Picture the way the United States deals with Al Qaeda. And now imagine that we have an enemy that has attacked us dozens of times more than Al Qaeda has, and that consistently denies our right to exist. That, my friends, is what Israel faces in Hamas. It is safe to say that if we were in Israel’s position, we’d be hitting Hamas a whole lot harder than Israel has.

So yes, Netanyahu and his Government find themselves in the unenviable position of dealing with rocket fire from a neighboring regime. And what has been very clearly revealed this past week is just how much hatred is directed toward Israel throughout the region. I’m not just talking about hatred from Hamas, but the general sense from Palestinians and the greater Arab community that the idea of a Jewish State in the Middle East is an anathema. Indeed, this attitude seems to be increasingly common throughout the world.
Have you all caught the video of Helen Thomas, the so-called dean of the White House Press Corps, being asked about this situation? I watched with horror as she suggested that the Jews should “get the hell out of Palestine” and “go home” to such places as Poland and Germany. Go on to the Huffington Post or other sites where the public is allowed to comment about this topic, and you will find all sorts of vitriol heaped against Israel. Of course, none of these people will admit that they are “anti-Semitic.” As they correctly point out, it is one thing to hate Jews and another to hate Zionism. Still, what is remarkable is the depth and extent of people’s hatred of Zionism, which does sometimes spill over into garden variety anti-Semitism. Even in the self-proclaimed Middle East Peace community, it is rare to find a non-Jew who will admit to being a Zionist. Activists talk about wanting a two-state solution, but it soon becomes clear that the “Israeli” state they envision will not provide any special dispensations for Jews, not even immigration benefits. In other words, the “Israel” that peace activists love to say they support is merely an international state that happened to be founded by Jews but will soon enough be populated primarily by non-Jews, since the number of Jews in the Middle East region is small relative to the number of Palestinians and other Arabs.
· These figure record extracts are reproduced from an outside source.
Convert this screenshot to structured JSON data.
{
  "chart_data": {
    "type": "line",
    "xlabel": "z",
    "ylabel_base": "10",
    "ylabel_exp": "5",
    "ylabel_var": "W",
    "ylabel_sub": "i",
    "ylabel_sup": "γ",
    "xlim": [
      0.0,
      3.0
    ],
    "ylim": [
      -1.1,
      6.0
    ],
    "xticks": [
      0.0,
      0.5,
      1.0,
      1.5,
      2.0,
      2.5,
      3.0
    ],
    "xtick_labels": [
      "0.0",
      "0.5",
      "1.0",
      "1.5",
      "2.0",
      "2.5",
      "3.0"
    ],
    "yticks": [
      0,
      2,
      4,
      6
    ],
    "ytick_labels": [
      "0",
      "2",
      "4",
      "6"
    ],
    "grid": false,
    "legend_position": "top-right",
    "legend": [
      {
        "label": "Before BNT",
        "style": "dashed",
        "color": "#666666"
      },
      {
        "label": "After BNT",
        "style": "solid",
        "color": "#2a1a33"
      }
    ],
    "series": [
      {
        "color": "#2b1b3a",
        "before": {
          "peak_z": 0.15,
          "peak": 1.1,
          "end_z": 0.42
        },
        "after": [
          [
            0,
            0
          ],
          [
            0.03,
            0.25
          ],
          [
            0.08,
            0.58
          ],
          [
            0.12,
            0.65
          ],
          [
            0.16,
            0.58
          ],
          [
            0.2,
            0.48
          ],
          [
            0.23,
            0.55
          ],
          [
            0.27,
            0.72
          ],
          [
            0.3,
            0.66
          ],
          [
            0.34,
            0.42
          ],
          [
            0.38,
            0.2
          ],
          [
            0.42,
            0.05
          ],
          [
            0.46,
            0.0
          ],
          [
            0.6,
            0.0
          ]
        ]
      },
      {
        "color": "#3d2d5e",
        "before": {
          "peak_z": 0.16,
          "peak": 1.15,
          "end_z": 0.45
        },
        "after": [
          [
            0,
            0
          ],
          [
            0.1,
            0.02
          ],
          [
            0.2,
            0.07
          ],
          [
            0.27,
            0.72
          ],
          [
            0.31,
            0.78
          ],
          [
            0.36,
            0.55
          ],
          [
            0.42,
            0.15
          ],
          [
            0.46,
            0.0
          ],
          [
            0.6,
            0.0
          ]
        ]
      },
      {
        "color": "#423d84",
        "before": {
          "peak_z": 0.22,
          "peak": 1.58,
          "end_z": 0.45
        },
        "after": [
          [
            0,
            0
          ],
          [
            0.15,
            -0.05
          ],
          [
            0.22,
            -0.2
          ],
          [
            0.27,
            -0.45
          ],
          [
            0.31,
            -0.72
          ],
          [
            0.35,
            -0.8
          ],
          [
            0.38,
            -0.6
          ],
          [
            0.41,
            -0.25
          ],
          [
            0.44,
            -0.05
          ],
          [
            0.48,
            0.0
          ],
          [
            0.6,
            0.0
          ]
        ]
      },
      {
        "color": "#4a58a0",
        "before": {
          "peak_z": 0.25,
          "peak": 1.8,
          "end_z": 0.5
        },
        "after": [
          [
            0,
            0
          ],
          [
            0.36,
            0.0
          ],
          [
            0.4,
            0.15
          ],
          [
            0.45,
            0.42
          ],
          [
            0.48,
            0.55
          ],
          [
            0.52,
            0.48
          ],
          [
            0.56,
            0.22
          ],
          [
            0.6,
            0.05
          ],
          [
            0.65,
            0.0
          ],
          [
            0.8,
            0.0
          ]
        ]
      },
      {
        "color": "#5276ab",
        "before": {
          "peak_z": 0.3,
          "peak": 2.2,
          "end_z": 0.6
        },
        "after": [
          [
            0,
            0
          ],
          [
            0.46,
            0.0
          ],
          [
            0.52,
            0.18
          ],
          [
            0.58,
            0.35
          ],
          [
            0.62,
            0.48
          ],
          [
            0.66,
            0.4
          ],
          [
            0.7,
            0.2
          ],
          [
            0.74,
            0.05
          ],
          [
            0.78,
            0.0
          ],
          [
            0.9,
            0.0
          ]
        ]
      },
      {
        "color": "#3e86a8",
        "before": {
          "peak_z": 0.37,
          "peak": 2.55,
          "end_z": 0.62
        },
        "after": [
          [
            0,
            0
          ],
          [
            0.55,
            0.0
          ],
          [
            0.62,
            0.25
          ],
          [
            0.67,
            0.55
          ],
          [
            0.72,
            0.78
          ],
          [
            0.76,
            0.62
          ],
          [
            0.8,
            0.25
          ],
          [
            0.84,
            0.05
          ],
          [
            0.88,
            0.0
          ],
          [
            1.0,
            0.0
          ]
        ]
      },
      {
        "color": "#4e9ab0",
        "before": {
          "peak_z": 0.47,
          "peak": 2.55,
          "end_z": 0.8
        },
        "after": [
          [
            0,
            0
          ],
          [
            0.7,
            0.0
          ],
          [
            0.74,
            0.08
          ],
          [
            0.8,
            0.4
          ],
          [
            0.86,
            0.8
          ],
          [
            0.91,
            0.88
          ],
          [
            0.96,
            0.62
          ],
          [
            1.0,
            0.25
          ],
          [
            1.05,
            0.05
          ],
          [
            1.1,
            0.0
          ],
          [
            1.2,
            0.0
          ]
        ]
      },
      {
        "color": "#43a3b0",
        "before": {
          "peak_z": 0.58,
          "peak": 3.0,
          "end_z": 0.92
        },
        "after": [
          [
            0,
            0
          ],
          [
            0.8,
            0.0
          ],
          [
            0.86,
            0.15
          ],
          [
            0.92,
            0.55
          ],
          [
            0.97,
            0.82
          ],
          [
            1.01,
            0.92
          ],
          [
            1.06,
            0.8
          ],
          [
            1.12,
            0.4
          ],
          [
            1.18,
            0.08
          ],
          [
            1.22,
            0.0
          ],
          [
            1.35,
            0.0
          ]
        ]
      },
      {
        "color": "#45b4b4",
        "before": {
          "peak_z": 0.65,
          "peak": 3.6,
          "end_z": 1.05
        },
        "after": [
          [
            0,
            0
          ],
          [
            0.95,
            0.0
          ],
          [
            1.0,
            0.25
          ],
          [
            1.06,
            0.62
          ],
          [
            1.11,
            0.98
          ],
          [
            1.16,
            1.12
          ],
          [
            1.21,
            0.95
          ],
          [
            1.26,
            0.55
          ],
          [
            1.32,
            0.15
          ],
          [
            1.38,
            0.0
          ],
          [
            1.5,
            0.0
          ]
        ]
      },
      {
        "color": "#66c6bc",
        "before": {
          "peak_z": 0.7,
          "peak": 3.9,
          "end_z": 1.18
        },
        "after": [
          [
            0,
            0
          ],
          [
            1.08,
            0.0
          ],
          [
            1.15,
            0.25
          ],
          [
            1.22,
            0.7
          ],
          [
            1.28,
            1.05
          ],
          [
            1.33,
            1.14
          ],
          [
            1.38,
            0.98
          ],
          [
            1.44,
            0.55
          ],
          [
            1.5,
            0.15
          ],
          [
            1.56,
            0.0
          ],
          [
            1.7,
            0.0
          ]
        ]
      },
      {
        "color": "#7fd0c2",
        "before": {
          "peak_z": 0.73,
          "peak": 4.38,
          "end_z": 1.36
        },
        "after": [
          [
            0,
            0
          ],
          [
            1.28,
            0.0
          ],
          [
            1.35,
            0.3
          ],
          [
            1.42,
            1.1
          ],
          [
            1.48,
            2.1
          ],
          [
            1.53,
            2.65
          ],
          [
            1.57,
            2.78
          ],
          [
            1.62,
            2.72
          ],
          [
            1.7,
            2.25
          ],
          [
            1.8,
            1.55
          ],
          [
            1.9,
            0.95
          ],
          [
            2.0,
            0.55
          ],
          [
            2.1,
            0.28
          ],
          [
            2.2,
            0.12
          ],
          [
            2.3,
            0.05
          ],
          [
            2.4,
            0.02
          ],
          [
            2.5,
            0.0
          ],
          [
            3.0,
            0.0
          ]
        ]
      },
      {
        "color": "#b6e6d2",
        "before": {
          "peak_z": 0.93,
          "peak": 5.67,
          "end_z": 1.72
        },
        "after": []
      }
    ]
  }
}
I hate to break the news to all these anti-Zionists, but the Jewish State won’t allow itself to be destroyed any more than the people of Gaza will allow Israel to tell them who they can elect. And if this region is to have peace, it will have to result from both sides respecting some basic rights of the other – including the Palestinians’ right of self-determination and the Jews’ right to their own piece of earth. I’m not harboring any illusions that these rights will be respected any time soon, but at least we can feel good that progress can occasionally be made in that direction. In the past week, we’ve seen some such progress. Certain abuses of the Netanyahu Administration are being revealed in the media. And some of the Israel-hating enemies of peace are also getting outed in the media. All of this has to happen.
So to Israel, I say: let’s start treating the Gazans like people, shall we? And to the Helen Thomases of the world: go ahead and reveal yourselves for what you are. Your problem isn’t with Zionism, or even Israel. Your problem is with Jews. And the more you talk about those who aren’t Zionistic as “good Jews” or “Jews of conscience,” the more you inspire the rest of us to fight for a Jewish State.